This pop-up restaurant seems to be coming to an end of its six monthly experiment, having had its soft launch in November 2018, and, according to the reviews, will be sorely missed by the Sunday lunch brigade. However, what is of equal interest are the other culinary pursuits of David, Victoria and the rest of the Bitter Social team. This is for many a trek down the gastronomical side roads that for some will be to off their comfort zone. However, it would be a trip worth taking….
As nearly always when I step out to do a food review, I try to ascertain if the restauranteurs behind the venture have that one main ingredient that is needed for success – passion. And Victoria and David have it in bucket-loads. Initially not expecting us, we were given a very warm welcome, and then schooled in the philosophy of Bitter Social. The proof of the pudding was definitely in the eating.
We left David and Victoria to choose our dishes and their selections did not disappoint. Each dish was paired with a certain beverage in order to enhance the experience of our taste-buds, to cleanse and enrich the palette. And, to a certain extent, it was a highly successful experiment, which started with the seasonal pickles made in the Bitter Social custom brine. Comprising of an unlikely trinity of radish, onion and grapes, the custom brine enabled the onion and grapes a pleasing heightened flavour – with just the right acidity – but to our tastes the radish failed to be enhanced by the process. However, the cocktail of banana, sherry, averna and pistachio was, having never experienced the famous Italian liqueur, an unexpected delight.

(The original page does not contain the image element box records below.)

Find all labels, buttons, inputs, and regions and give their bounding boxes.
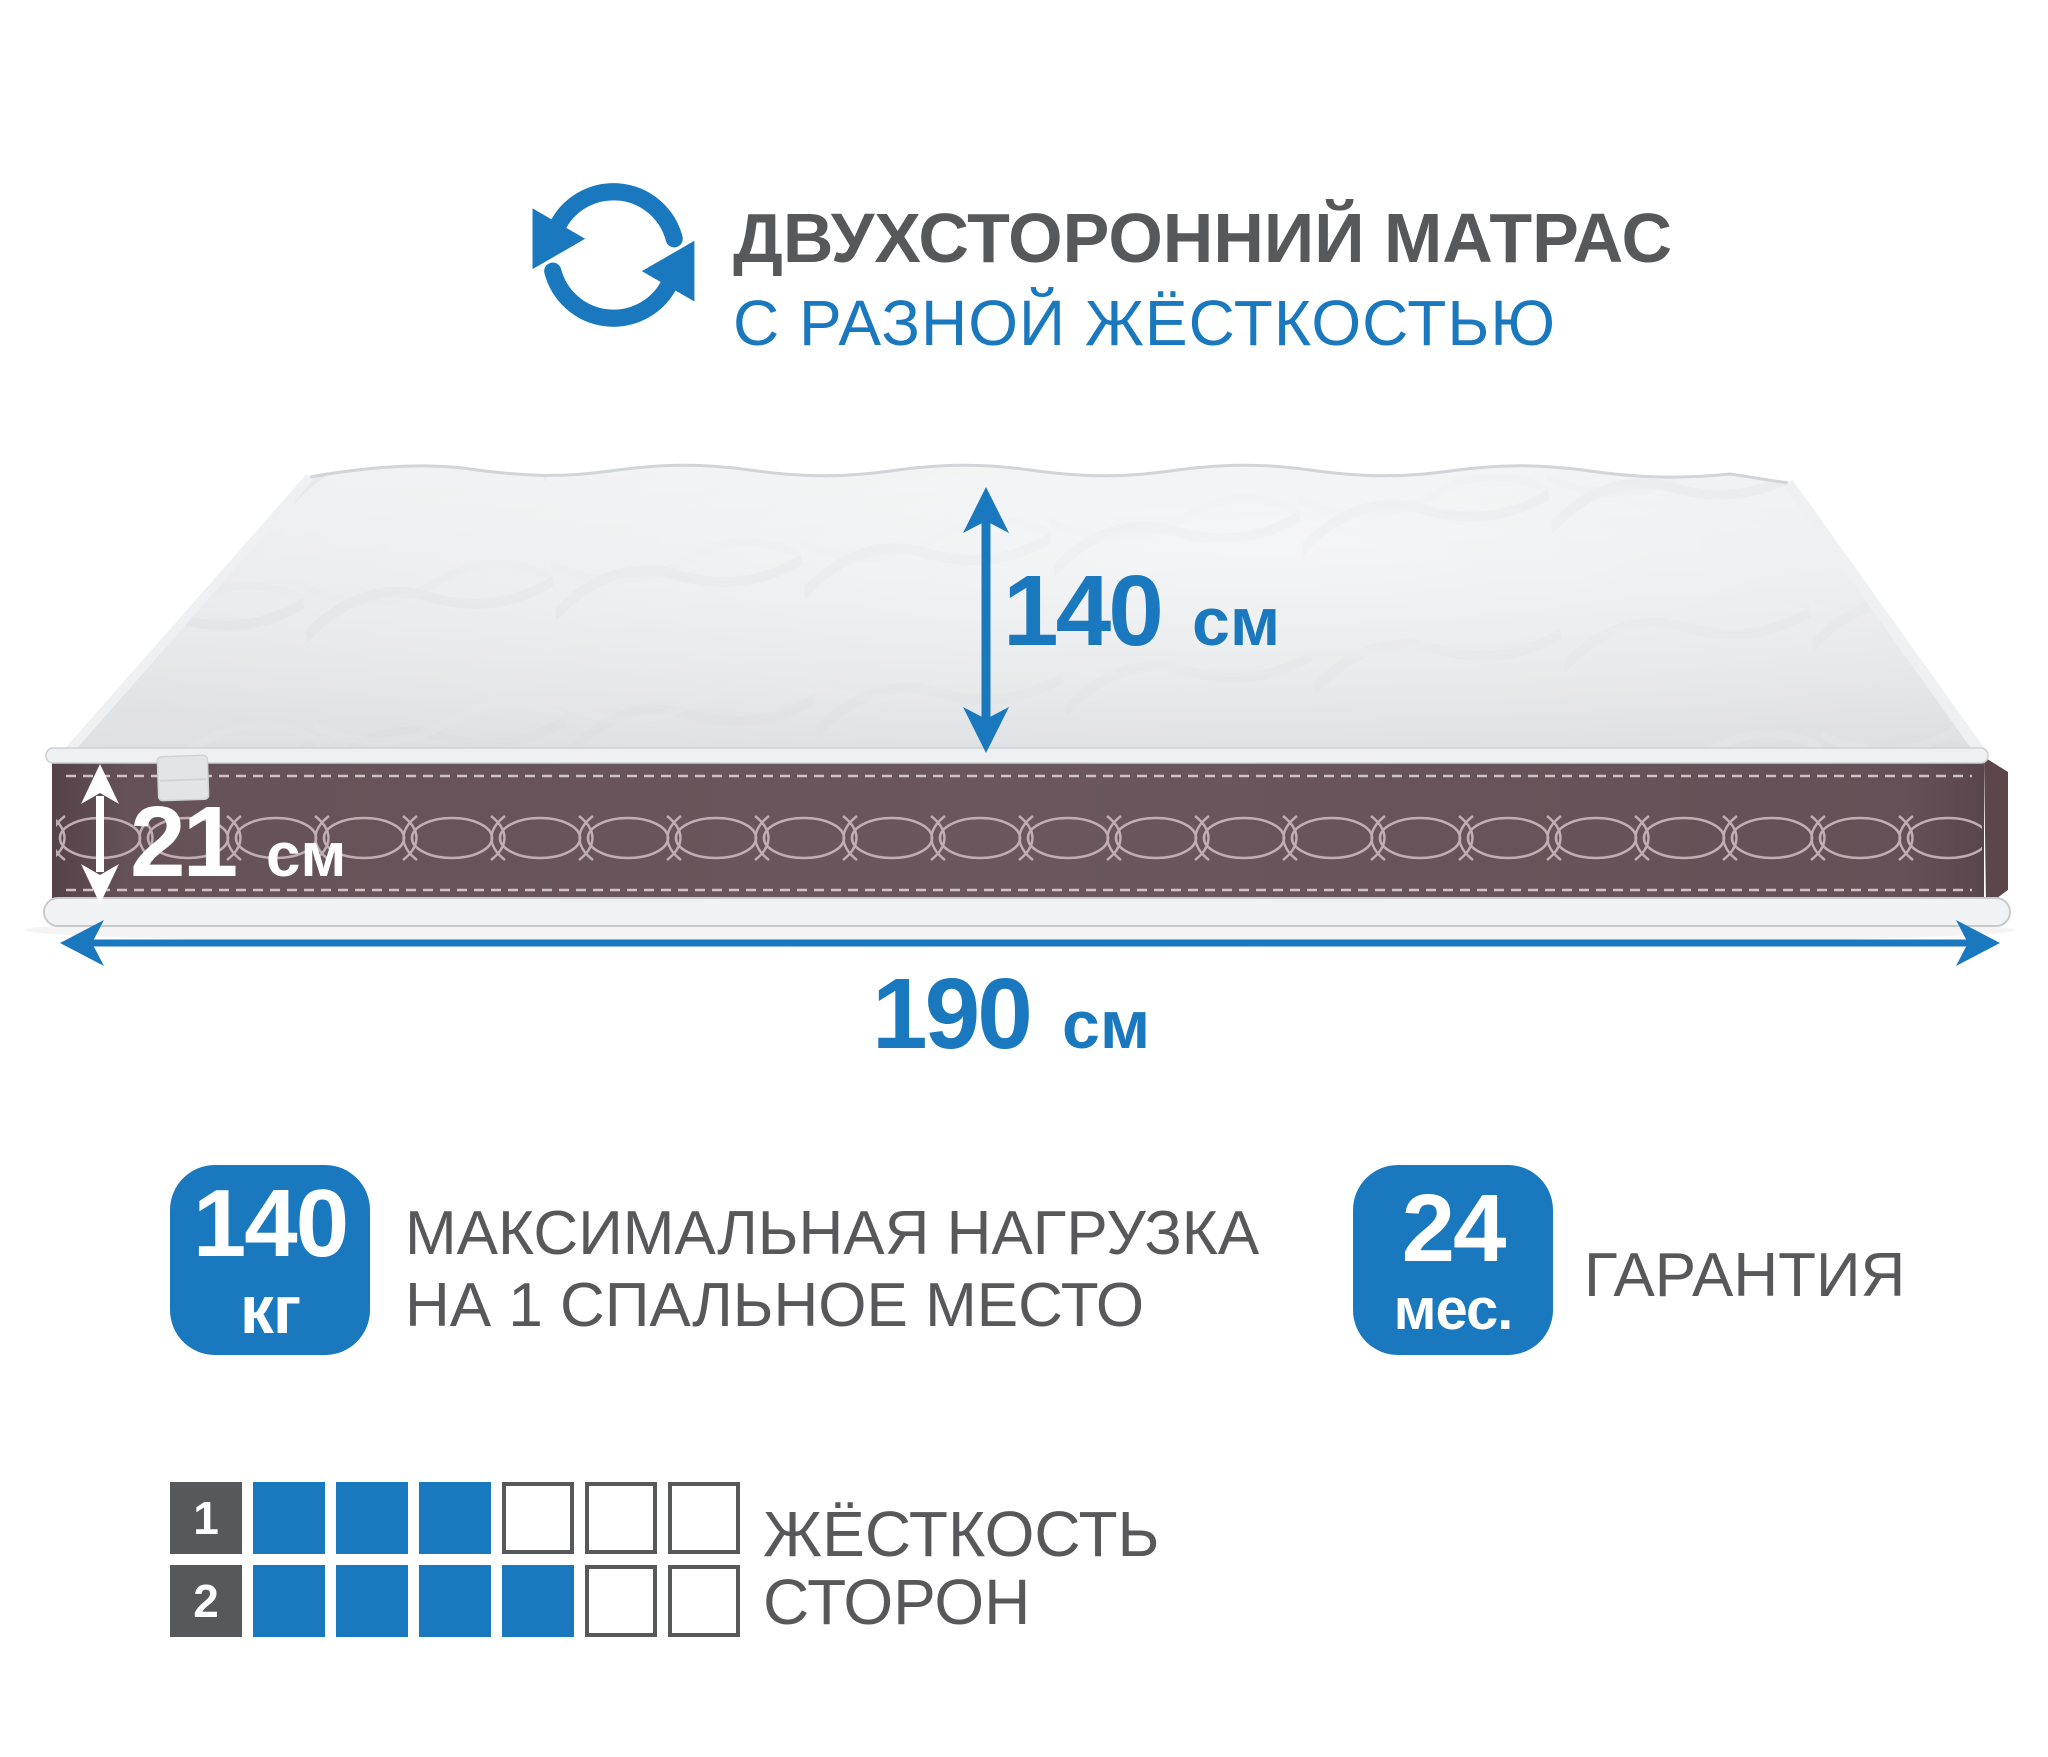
dimension-width-value: 140 [1003, 555, 1161, 667]
firmness-row-1-squares [253, 1482, 740, 1554]
firmness-label-line1: ЖЁСТКОСТЬ [763, 1497, 1160, 1571]
firmness-square-empty [502, 1482, 574, 1554]
dimension-height-unit: см [266, 821, 346, 890]
firmness-square-filled [253, 1482, 325, 1554]
firmness-square-empty [668, 1482, 740, 1554]
firmness-square-filled [336, 1482, 408, 1554]
firmness-square-empty [585, 1565, 657, 1637]
dimension-height-value: 21 [130, 786, 236, 898]
dimension-length-unit: см [1062, 987, 1150, 1063]
firmness-square-filled [419, 1482, 491, 1554]
firmness-square-filled [253, 1565, 325, 1637]
mattress-infographic: ДВУХСТОРОННИЙ МАТРАС С РАЗНОЙ ЖЁСТКОСТЬЮ [0, 0, 2048, 1757]
mattress-top-piping [46, 748, 1988, 763]
mattress-bottom-piping [44, 898, 2010, 926]
warranty-value: 24 [1402, 1181, 1505, 1277]
max-load-unit: кг [240, 1276, 300, 1344]
firmness-square-filled [502, 1565, 574, 1637]
firmness-square-empty [585, 1482, 657, 1554]
firmness-row-1: 1 [170, 1482, 740, 1554]
firmness-row-2-squares [253, 1565, 740, 1637]
warranty-badge: 24 мес. [1353, 1165, 1553, 1355]
warranty-label: ГАРАНТИЯ [1584, 1240, 1905, 1312]
firmness-square-empty [668, 1565, 740, 1637]
max-load-label-line2: НА 1 СПАЛЬНОЕ МЕСТО [405, 1270, 1259, 1342]
firmness-square-filled [336, 1565, 408, 1637]
max-load-value: 140 [193, 1176, 347, 1272]
firmness-square-filled [419, 1565, 491, 1637]
firmness-row-2-index: 2 [170, 1565, 242, 1637]
max-load-label-line1: МАКСИМАЛЬНАЯ НАГРУЗКА [405, 1198, 1259, 1270]
dimension-length-value: 190 [872, 958, 1030, 1070]
firmness-label-line2: СТОРОН [763, 1565, 1030, 1639]
warranty-unit: мес. [1394, 1281, 1513, 1339]
firmness-row-1-index: 1 [170, 1482, 242, 1554]
max-load-badge: 140 кг [170, 1165, 370, 1355]
firmness-row-2: 2 [170, 1565, 740, 1637]
dimension-width-unit: см [1192, 584, 1280, 660]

Two very, very nice dishes followed. The cheese ravioli with mushroom and spinach was an absolute triumph. Beautifully presented, with a melt in the mouth lightness, it would lift the most down-trodden of spirits. So light, it was a wonder it stayed on the plate. And the cuts of pork with a sumptuous honey mustard glaze were equally divine. Using a local supplier – Hogans – this was a ridiculously simple dish, but perfectly executed. The cocktails that came with these dishes was also a talking point on our table, and can
be split into the categories of amazing and interesting.
First the interesting. The suze, lillet rose and bell pepper combo has the most delayed “kick” I have ever experienced, probably facilitated by the inclusion of the bell-pepper. This is certainly a drink for the more hardy of us drinkers. An acquired taste indeed. Now I am not a gin drinker – vodka and red wine being my poison of choice – but the oyster shell gin with bianco vermouth was utterly amazing. My fellow gastronaut, who loves her gin, proclaimed this as one of the best. David told me that the oyster shells were involved in the distillery process, and you could actually experience a calming sea breeze on the palate. This stuff is the best, and gin lovers need to experience it as soon as possible. All roads lead to Bitter Social for the lovers of gin. Sublime.
Being a lover of a good Fishermen’s pie, I wasn’t let down by Bitter Social’s take on the classic. The coley, prawns and salmon combined in creating a great example of real comfort food, a must as the weather turns colder. To complete our own curated “tasting menu”, we concluded with the upside down clementine cake with amaro, paired with a cocktail of cachaca, hazelnut and chocolate sprinkles. Cachaca is a spirit that hails
from Brazil and is made from the sugar cane juice itself, making it technically a brandy. It was again a first for me, and it complimented the clementine cake – just as it was meant too. The cake itself was moist on the inside with the caramelised outing yielding a satisfying snap, leading to the faint, lingering hint of clementine.
As I have previously said above, David, Victoria and the rest of the Bitter Social team have passion running through their veins, and should be commended for bringing their culinary manifesto to the good burghers of Liverpool. Experience that was forged in London, we are now reaping the benefits of their experience and sense of adventure. From the sumac infused onion in our first dish to the cleansing oyster shell gin, this was
a pleasurable two hour schooling in pairings, blends, and the exotic. Between courses David confided one of his ambitions – to harvest his own oysters from the waters of the River Mersey. And I can imagine him and Victoria making this a reality. They have a rare vision and culinary flare, which will no doubt see them succeed in all of their ventures. The road less travelled is sometime the most satisfying.